Now that the Affordable Health Care Act is set to go into its actual, real-world administration, we are about to learn the true meaning of cost. The cost, unfortunately, will be America losing the best health care in the world. Maybe it's too late to bring this up, but costs in medical care that led to a justifiable panic are explainable. Fortunately for us, cost issues can still be ameliorated in a reasonable way. We must acknowledge the factors that drive up costs and address them.
Not that many generations ago, doctors and hospitals were not that well-paid. Indeed, not that long ago, doctors had little to offer the sick in terms of treatment, justifying their poor remuneration. Nurses were much more valuable to the sick and dying. Then something dramatic and unintended happened. In an effort to avoid inflation, the federal government set wage controls in the 1950s. Businesses, in an effort to attract good employees, began offering health care benefits. Our population was relatively young, our habit of going to the doctor for any illness didn't yet exist, and insurance companies became flush with cash. This led to a "cost is no object" attitude in the attempt to discover new treatments for all of the world's maladies.

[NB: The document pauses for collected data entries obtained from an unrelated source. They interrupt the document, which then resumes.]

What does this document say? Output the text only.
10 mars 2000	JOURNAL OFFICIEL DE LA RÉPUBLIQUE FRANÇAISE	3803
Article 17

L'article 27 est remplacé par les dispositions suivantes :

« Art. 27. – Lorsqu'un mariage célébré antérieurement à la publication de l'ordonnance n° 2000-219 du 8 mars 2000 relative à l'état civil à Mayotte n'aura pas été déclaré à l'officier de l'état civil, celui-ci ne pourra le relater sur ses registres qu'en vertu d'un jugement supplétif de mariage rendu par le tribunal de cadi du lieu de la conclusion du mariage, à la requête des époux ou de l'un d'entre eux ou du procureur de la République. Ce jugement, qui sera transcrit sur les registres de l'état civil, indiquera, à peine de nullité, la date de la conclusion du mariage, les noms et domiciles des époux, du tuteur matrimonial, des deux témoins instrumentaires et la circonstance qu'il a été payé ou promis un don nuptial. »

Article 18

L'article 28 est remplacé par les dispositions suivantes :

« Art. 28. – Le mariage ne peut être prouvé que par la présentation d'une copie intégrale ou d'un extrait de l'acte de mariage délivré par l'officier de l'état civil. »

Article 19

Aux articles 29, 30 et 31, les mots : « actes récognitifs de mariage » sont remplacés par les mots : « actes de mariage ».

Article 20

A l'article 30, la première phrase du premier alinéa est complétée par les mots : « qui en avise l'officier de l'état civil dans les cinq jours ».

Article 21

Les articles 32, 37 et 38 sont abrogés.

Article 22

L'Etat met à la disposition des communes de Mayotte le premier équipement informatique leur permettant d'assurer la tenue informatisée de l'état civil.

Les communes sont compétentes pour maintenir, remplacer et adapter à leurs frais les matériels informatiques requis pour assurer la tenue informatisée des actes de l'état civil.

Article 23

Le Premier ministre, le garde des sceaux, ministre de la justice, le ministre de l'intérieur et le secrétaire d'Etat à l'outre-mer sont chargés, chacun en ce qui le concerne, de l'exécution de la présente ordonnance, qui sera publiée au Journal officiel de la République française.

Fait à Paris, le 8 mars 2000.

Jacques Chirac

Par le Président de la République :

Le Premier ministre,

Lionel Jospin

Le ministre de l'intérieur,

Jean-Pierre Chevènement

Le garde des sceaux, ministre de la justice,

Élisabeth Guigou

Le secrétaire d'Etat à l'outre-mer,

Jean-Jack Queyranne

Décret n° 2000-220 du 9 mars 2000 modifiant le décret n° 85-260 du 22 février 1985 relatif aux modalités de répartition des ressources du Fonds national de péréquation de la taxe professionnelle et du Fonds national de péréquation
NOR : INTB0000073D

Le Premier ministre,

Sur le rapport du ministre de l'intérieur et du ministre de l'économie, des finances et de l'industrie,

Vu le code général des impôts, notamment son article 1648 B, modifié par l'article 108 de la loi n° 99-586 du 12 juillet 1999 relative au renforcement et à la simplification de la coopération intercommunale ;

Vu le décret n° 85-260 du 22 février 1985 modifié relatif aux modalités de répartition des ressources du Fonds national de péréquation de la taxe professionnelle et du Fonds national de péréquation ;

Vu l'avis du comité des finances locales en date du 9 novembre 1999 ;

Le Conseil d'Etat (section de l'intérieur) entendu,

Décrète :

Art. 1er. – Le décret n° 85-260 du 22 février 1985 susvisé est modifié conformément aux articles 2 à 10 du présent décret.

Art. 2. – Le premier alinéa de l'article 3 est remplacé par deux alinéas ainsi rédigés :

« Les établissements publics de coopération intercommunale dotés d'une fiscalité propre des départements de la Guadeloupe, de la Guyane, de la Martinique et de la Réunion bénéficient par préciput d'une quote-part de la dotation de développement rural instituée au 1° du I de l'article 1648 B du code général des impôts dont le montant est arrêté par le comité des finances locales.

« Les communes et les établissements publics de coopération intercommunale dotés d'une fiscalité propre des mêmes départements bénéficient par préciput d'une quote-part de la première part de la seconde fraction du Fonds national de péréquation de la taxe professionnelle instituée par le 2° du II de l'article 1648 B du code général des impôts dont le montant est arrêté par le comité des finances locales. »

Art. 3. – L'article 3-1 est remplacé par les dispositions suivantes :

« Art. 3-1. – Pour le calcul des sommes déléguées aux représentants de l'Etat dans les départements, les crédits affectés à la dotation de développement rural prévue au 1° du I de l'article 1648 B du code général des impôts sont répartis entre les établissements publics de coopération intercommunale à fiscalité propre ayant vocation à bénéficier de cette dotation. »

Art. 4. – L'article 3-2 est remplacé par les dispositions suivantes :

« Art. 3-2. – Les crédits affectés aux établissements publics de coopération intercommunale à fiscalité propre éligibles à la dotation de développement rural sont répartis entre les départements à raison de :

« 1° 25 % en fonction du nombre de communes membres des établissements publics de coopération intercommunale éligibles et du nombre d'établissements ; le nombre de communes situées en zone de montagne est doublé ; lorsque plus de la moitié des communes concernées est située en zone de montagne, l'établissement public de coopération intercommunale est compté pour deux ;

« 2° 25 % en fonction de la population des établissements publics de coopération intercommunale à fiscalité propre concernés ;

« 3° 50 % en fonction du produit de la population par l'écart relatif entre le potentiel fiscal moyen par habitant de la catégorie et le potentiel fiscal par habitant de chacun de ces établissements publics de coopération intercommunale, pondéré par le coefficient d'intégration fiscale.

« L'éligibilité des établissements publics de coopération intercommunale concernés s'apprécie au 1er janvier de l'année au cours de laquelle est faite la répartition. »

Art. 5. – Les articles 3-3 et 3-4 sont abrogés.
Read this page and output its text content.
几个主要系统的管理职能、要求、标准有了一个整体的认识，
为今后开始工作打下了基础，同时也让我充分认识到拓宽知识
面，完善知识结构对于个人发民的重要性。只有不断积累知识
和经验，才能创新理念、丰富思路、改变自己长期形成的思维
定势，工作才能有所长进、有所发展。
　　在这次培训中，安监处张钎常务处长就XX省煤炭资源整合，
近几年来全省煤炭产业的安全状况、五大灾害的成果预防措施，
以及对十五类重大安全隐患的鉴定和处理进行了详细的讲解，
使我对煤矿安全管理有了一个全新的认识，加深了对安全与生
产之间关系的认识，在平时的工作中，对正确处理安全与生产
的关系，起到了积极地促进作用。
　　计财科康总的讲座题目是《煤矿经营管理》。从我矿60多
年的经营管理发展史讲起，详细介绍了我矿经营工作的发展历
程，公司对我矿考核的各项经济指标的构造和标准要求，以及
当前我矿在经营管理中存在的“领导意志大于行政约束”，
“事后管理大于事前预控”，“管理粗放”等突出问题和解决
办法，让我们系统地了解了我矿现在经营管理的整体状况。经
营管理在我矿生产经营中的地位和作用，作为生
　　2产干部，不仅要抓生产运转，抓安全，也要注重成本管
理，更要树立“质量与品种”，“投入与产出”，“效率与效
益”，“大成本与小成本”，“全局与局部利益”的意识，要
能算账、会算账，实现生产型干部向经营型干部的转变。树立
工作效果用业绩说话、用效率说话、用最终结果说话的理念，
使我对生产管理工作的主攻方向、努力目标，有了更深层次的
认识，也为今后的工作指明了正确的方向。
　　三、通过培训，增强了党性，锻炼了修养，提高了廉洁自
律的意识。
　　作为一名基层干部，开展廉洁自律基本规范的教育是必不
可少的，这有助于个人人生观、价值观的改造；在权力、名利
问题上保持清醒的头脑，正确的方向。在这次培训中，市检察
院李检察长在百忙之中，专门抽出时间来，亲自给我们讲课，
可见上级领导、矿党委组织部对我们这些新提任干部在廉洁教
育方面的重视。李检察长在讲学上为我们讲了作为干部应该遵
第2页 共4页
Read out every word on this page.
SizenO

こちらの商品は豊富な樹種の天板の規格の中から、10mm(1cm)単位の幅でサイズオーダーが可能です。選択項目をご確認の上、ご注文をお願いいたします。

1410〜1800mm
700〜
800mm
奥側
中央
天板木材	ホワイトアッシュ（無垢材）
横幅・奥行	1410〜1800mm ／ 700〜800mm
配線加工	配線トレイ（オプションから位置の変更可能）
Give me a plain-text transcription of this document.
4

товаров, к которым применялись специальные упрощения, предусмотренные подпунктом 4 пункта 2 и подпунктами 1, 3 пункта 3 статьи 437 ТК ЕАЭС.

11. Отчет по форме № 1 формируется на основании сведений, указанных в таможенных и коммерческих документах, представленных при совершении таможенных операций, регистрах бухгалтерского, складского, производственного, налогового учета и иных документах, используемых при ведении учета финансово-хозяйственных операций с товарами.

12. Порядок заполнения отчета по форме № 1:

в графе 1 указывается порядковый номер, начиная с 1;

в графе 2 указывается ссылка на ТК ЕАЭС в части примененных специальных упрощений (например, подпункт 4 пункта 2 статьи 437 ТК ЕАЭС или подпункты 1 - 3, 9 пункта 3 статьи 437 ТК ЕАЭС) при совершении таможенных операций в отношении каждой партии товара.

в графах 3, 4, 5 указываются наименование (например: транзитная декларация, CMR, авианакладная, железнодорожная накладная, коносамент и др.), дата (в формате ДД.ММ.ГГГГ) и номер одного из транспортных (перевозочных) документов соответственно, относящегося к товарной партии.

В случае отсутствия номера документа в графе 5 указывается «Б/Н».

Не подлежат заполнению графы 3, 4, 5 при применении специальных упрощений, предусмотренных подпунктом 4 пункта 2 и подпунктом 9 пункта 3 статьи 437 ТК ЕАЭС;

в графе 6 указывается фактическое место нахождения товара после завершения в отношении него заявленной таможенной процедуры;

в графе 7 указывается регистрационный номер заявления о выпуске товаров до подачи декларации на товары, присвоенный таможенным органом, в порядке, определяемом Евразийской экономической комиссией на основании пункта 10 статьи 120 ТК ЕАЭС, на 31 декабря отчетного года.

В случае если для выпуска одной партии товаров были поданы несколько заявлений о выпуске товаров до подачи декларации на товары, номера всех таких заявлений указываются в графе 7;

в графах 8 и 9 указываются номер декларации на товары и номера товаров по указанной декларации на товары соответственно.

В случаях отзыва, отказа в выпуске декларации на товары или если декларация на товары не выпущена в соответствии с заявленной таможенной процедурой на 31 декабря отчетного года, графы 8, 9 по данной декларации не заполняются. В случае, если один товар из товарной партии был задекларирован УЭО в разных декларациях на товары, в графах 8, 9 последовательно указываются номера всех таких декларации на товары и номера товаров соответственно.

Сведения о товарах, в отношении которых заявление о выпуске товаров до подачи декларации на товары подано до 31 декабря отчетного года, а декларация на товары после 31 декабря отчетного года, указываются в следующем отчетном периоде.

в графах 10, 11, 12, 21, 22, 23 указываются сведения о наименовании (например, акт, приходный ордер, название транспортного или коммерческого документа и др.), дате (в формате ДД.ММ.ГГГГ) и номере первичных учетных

A brave new world of medical evaluation and treatment options opened up that continues to this day. The pay for doctors that are specially trained skyrocketed, and justifiably so. Cure rates for previously incurable diseases increased proportionally. Hospitals were now a place where you didn't just go to die; you had a great chance of surviving and returning to a functional life. American pharmaceutical and medical equipment manufacturers, with their innovation and resultant success, became the envy of the world. We have benefited tremendously as a society as a result.